“If you want to know the culprit,” Florence Welch teased, gesturing at her freshly broken foot, “this was it.” She was talking about “Dog Days Are Over,” whose unmistakable opening notes filled The Theatre at Los Angeles’ Ace Hotel. The Florence + the Machine frontwoman’s signature 2009 anthem, not surprisingly, elicited the loudest roar of the night from the capacity crowd at Wednesday evening’s between-Coachella-weekends acoustic set in the renovated gothic ex-movie palace.
“Dog Days” was, in fact, the song during which Welch jumped off the stage in Indio last Sunday, and sadly, the injuries she sustained left her relegated to a stool for much of the evening. Always a high-energy performer, Welch didn’t take well to the news that the only way to avoid a robotic walking boot was to remain seated. “It’s a f—er I can’t stand up,” she exclaimed, with comedic undertones. “I mean, it’s really s—.”
Still, she was there not only to sing but to offer a first listen of her upcoming third album, How Big, How Blue, How Beautiful, out June 2. And limited mobility didn’t impede the 28-year-old Londoner’s vocal performance—or her good mood: She giggled at impassioned shouts of “I love you Florence!” and even brought a fan on stage for an impromptu hug.
But the songs, of course, were what sold the show. The Machine this evening was nearly 20 members strong, including an eight-deep strings section. “Dog Days” and “Cosmic Love” allow Florence to flourish, though at other times it felt as if there was too much happening, drowning out Welch’s forceful pipes.
There were multiple high points, including a harmonic crowd sing-along on “Heartlines,” and a story she told the crowd about recording a cover of the Cold War Kids’ “Hospital Beds” years ago in a crappy studio before breaking out a riff on the song for the first time in what Florence claimed was a long time. Also a showcase for some premier belting?

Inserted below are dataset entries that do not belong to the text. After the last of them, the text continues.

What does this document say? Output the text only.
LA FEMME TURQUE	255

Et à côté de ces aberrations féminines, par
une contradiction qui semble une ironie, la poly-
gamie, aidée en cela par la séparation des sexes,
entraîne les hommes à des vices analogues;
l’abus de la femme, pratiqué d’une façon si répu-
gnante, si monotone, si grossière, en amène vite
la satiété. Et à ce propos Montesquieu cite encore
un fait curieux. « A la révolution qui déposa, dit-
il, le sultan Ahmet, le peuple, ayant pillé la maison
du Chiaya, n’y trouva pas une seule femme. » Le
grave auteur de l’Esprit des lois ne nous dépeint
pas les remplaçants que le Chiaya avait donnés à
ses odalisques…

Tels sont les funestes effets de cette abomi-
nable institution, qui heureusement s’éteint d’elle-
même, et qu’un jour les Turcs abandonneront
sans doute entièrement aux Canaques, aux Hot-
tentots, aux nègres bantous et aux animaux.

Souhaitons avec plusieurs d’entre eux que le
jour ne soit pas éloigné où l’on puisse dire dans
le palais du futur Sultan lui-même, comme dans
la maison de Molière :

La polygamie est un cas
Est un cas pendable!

The Calvin Harris cut “Sweet Nothing,” on which she famously guested.
Florence bemoaned being unable to bound around the stage like a maniac due to her current circumstances, but whoever bought a ticket to see the spry singer shouldn’t be bummed. Because if anything, a stripped-down Florence + the Machine showcases their best attribute—Florence’s inimitable voice—even more, and in the best way.